LFF Review: One Man and His Shoes

When the Chicago Bulls picked a talented young Michael Jordan in the 1984 NBA draft, little did they know what effect the titan would have on the sport. However, whilst he was undoubtedly one of the best players of his generation, the University of North Carolina graduate’s meteoric rise to fame was to a large degree down to his shoe sponsor, Nike. They put all their eggs is the right basket and created a sensation which goes far beyond basketball.

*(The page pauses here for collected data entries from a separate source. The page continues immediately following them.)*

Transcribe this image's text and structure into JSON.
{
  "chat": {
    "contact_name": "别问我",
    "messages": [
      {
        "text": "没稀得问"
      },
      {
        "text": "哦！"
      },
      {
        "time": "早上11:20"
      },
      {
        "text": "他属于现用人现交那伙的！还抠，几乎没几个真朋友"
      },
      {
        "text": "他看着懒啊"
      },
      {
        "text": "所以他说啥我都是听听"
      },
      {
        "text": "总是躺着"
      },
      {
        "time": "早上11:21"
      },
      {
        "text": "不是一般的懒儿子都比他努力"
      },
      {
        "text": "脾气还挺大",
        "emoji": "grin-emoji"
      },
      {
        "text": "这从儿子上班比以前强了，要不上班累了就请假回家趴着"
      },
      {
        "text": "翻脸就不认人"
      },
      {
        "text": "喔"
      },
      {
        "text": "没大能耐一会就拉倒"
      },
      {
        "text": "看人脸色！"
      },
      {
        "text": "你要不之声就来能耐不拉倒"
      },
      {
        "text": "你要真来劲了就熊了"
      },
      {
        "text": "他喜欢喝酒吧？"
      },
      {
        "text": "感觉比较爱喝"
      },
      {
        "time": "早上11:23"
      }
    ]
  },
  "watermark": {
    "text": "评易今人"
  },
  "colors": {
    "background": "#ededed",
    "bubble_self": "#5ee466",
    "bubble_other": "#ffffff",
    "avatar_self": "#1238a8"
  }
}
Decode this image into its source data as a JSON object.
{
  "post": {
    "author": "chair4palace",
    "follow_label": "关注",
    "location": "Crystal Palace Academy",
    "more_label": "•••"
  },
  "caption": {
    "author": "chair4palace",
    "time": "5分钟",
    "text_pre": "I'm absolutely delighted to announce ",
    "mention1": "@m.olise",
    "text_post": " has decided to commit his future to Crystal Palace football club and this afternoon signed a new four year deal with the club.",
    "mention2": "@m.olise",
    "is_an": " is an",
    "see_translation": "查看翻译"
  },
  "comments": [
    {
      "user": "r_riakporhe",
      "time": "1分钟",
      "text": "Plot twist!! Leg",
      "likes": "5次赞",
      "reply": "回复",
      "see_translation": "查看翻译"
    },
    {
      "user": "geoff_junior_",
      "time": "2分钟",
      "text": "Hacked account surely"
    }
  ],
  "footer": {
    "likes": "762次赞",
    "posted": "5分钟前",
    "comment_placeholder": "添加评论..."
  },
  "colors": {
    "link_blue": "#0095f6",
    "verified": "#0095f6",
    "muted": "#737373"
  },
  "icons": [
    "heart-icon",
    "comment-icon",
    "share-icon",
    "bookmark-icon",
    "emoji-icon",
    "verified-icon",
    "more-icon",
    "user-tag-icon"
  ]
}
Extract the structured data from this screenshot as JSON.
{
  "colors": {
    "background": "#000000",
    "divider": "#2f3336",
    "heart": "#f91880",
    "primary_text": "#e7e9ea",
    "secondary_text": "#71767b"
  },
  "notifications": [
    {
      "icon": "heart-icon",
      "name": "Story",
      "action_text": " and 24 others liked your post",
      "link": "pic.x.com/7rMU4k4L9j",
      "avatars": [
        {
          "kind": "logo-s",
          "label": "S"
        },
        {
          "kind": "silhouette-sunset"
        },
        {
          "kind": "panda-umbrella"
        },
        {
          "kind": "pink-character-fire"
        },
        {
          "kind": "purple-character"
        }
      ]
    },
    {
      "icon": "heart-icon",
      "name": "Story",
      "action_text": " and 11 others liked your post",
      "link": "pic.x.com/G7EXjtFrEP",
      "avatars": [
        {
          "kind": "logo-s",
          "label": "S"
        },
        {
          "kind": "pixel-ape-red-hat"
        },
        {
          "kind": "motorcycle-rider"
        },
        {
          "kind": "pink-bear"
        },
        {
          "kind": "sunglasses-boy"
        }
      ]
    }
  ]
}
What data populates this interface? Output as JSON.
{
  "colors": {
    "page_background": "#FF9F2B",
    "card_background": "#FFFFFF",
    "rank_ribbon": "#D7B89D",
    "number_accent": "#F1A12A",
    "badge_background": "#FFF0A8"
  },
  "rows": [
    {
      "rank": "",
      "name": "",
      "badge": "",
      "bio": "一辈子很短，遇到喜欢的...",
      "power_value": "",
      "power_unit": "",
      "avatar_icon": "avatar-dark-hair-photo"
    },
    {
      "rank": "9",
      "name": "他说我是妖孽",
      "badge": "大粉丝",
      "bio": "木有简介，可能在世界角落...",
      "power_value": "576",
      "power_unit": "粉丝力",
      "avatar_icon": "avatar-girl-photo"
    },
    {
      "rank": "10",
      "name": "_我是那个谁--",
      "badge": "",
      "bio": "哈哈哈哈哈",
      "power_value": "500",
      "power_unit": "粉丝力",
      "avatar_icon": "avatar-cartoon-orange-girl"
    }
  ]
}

In Yemi Bamiro’s new documentary, One Man and His Shoes, he charts the rise of one of the most persistent and surprising cultural phenomena: Air Jordan. It’s a tale which is bathed in social, racial and political undertones. How a highly creative marketing campaign led to the brand becoming a multi-million-dollar business. However, there’s also a darker side to this story, with people being prepared to kill for their own pair.

One Man and His Shoes is an interesting and informative film which delves into the darker side of America’s rampant consumerism. It’s clear that Nike’s high cost, low supply model fuelled unwanted behaviour, but it also made them the most recognisable trainers in the world. Bamiro casts his net wide to cover every aspect of this story. Although, the absence of key players is decidedly noticeable, One Man and His Shoes is still a fascinating cultural episode.

One Man and His Shoes screened at London Film Festival. It will be released in cinemas on 23 October and VoD on 26 October.